The other gallery, the state-city gallery, has more space, bigger artworks and different themes. The construction of the gallery is always an interesting thing to me. I really don’t think it was meant to be a gallery, but I’m not sure what else it was meant to be. Maybe that’s how it ended up as a gallery… nobody could think of what to do with the strange building. A man performed on his Cello, in the corner, he had one, really, really interested fan. I watched too, with some interest, but it was hard because, if he was improvising, he wasn’t doing the best of the job and seemed like he was searching for ideas to leap off. Another main problem was that the other attendees were more concerned with drinking the wine and bragging about themselves or their understanding of the art or the artist or the music.

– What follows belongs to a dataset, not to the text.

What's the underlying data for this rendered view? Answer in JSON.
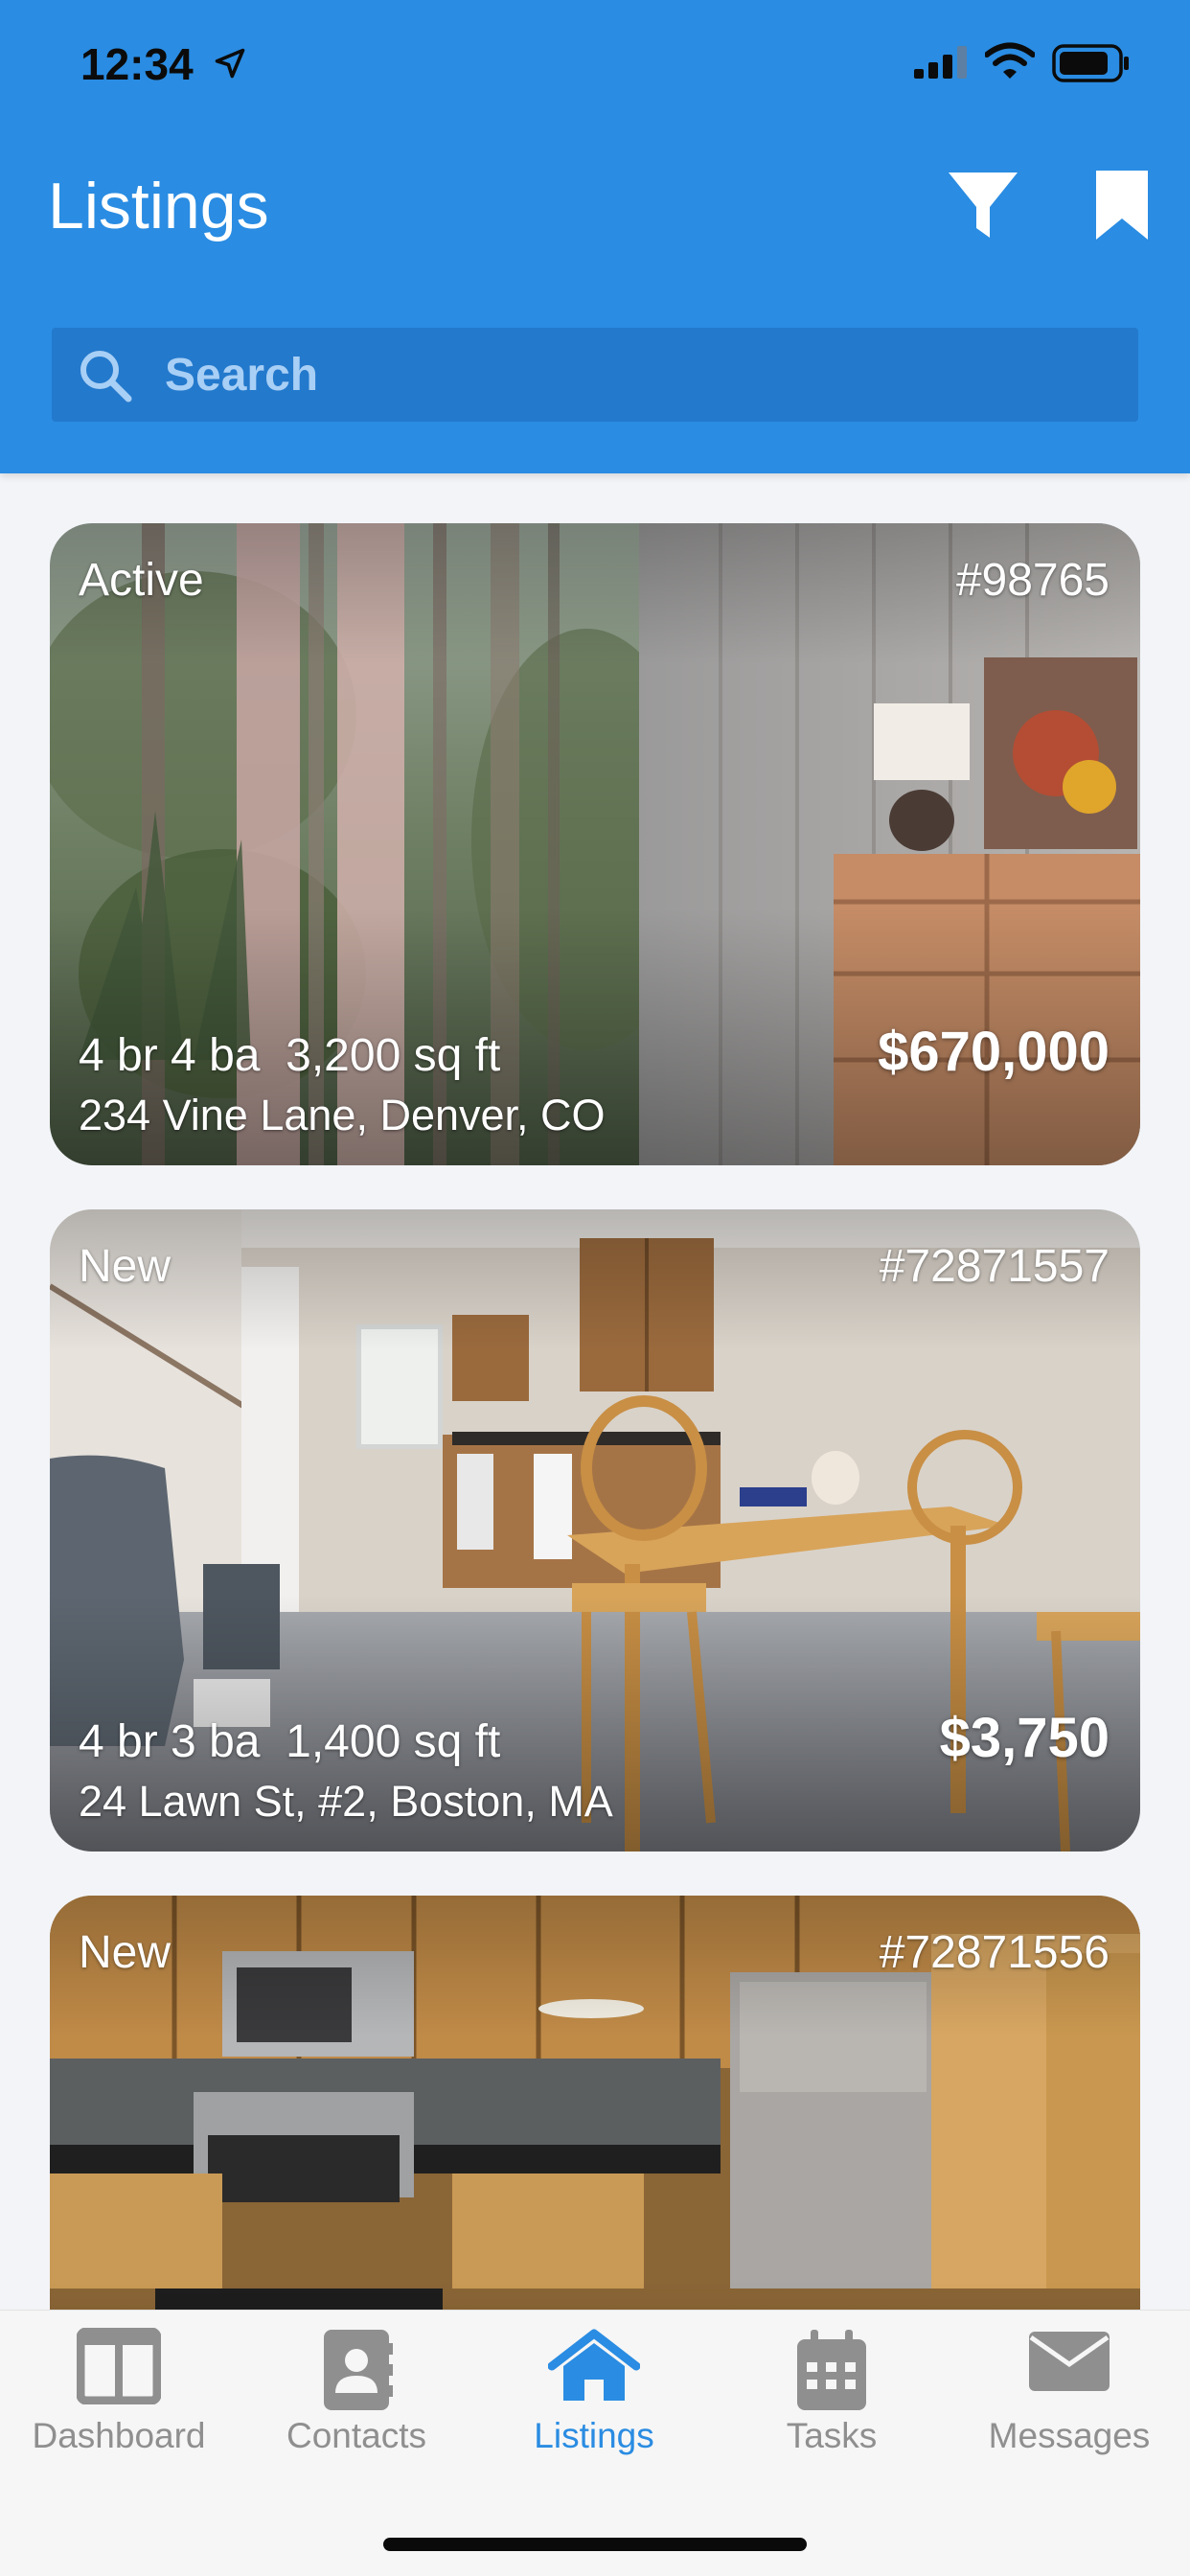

Our dinner was some Tapas at the Spanish Club. We actually went there in the expectation of dancing and getting some Tapas… we got half of what we wanted. There were some really drunk people in this place. That was entertaining.

We hope to make it to some other towns’ Long Night of the Museums, to see all that they offer. The bigger the city, the more options of places to enjoy.

Wangerooge

We were lucky, everything worked out on our trip to Wangerooge. Just a few days before and even after our visit, there was some pretty extreme wind that attacks the island north of mainland Germany.

Wangerooge is the second smallest island from a group of the North Islands that belong to Germany. We got there by taking a fairly short ferry ride. It takes longer to get a carpark and a ticket for the ferry than to ride the ferry. No joke! If you are considering going in the morning to one of the islands, you should get up before the sun does, drive to the ferry port and you might be lucky. Of course you’ll then have to wait and watch all the suckers behind you deal with their own troubles, for some that is a constructive use of time.

Once the ferry lands there’s a cute little train that takes you into the centre of the island, where all the shops are. We didn’t do this, we were met by our friends Elli and Frank, who had been staying on the island for something like a week. They are a part of a group of people who usually go at least once a year, stay in some kind of barrack-like accommodation and share choirs etc. We had the pleasure of meeting a cross section of the group first, talked a little bit and then walked to the nearest part of the beach. It was too cold to swim and with the amount of trucks that transport sand from one side of the island to the other, the view isn’t the best. You can see some of the neighboring islands though.

We shared lunch with all of the group, something like 100 people. It was a traditional soup with sausages in it. Those of the group who didn’t cook, cleaned and everybody is looked after.

We walked along the coast to the city centre, where the beach is much nicer. We had to eat an icecream at one of the bakeries that’s along the main street. Unfortunately, that was most of the time we had there before the return ferry leaves. We took the train from the centre to the ferry port, rode the ferry back to the mainland and drove home.

The weather gods were on our side and we thank them.